Passiflora Passion flower | Identification ID

Q  Can I eat the Passion fruit on my plant? How can I tell if it is ripe?

A  Always let fruit drop. Never pick it as some unripe fruit are toxic. It is safest to eat only store bought fruit. Read more

Q  Can you ID my Passion flower/Passiflora/Passionflower for me?

A  I can try but better still is to join the Passiflora Facebook Group and ask over 4300 people!

The most likely ID questions are:-

Passiflora alata, Passiflora x decaisneana, Passiflora phoenicia, Passiflora quadrangularis ID comparison

Passiflora ‘Amethyst’ Often known incorrectly as P. ‘Lavender Lady’.

Passiflora caerulea The Common blue Passion Flower, above.

Passiflora ‘Constance Eliott‘ The Common Passion Flower (white flower).

Passiflora incarnata petiole glands

 

Passiflora incarnata or Passiflora ‘Incense’ To distinguish P. incarnata from P. ‘Incense’ is usually easy. P. incarnata, above image © Hal Love, always has its petiole glands (little bumps) at the end of the petiole, hard up against the leaf. It usually has three lobed leaves but may have five. P. ‘Incense’ has a pair of petiole glands half way up the petiole and usually has five lobed leaves but occasionally three.

Passiflora x violacea A group of very similar crosses go under this name.

It’s not one of the above so how can I identify it?

A There are over 576 known species and over 700 named hybrids. Accordingly ID from leaf shape alone is rarely reliable. So be patient if possible and wait until your plant flowers before asking the Passiflora Facebook Group for ID. Then at minimum send a picture or link showing the whole leaf and its petiole & the flower. The petiole is the bit of stem that connects the leaf to the plant. The petiole glands are little bumps/stalks, as shown above, that secrete nectar. They are very useful to help ID. See Passiflora ‘Amethyst’ for an example of a good range of pictures.

Taxonomist Dr. Peter Møller Jørgensen comments,

”One of the reason botanist want specimens is so that we can see all characters and not just what the photographer decided to show. A friend of mine said that the back side of the flower has in general many more characters than the front, but nobody photographs it… Think about it, take many photographs from several angles, and we will have a much easier job of identifying the plants.
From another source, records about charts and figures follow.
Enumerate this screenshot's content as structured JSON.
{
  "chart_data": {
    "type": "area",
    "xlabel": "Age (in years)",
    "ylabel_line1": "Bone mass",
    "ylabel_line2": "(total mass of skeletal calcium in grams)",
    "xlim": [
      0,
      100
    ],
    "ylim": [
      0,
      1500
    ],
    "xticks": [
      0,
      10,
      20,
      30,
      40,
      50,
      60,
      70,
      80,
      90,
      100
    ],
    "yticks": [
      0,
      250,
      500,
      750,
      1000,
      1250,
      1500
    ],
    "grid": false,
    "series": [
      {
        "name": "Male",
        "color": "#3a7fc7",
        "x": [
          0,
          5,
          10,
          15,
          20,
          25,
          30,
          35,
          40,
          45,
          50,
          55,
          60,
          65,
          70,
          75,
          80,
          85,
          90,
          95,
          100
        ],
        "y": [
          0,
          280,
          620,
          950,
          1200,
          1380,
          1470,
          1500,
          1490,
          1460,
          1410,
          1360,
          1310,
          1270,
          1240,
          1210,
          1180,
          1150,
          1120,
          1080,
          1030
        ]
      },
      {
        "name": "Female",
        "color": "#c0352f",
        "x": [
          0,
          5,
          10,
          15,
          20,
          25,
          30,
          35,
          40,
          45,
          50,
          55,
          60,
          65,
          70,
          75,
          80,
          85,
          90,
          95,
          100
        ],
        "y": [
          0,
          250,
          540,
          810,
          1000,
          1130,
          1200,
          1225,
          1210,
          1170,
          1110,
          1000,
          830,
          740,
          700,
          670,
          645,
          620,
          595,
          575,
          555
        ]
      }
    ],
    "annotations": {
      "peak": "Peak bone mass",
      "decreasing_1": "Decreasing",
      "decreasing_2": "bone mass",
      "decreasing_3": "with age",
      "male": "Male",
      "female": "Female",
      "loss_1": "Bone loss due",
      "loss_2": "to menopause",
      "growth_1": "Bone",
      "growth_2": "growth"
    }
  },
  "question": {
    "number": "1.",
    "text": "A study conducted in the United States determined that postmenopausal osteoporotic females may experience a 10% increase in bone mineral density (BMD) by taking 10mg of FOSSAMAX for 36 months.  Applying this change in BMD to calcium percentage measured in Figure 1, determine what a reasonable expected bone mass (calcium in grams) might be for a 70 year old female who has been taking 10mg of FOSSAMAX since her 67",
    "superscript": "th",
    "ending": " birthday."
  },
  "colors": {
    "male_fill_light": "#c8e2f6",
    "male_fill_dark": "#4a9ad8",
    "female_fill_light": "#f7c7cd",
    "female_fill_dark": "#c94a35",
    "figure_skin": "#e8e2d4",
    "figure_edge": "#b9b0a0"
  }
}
That is if you do not want to send us a specimen…”

Q  Can you ID this seed for me?

 A  As there are well over thousand hybrids and species best advice, although many seed are distinctive is germinate it.

 Q I am not sure if my plant is labelled correctly?

A  Passiflora often have incorrect identification even by reputable nurseries & websites. Even experts sometimes struggle with rare or very similar species. Plants and especially seed from eBay can also throw up a few surprises! Never buy hybrid seed from whatever source, it may be from the hybrid as described but will probably not come up the same as it and is likely to be inferior. Hybrids should always be bought as plants which are grown from cuttings from the original plant.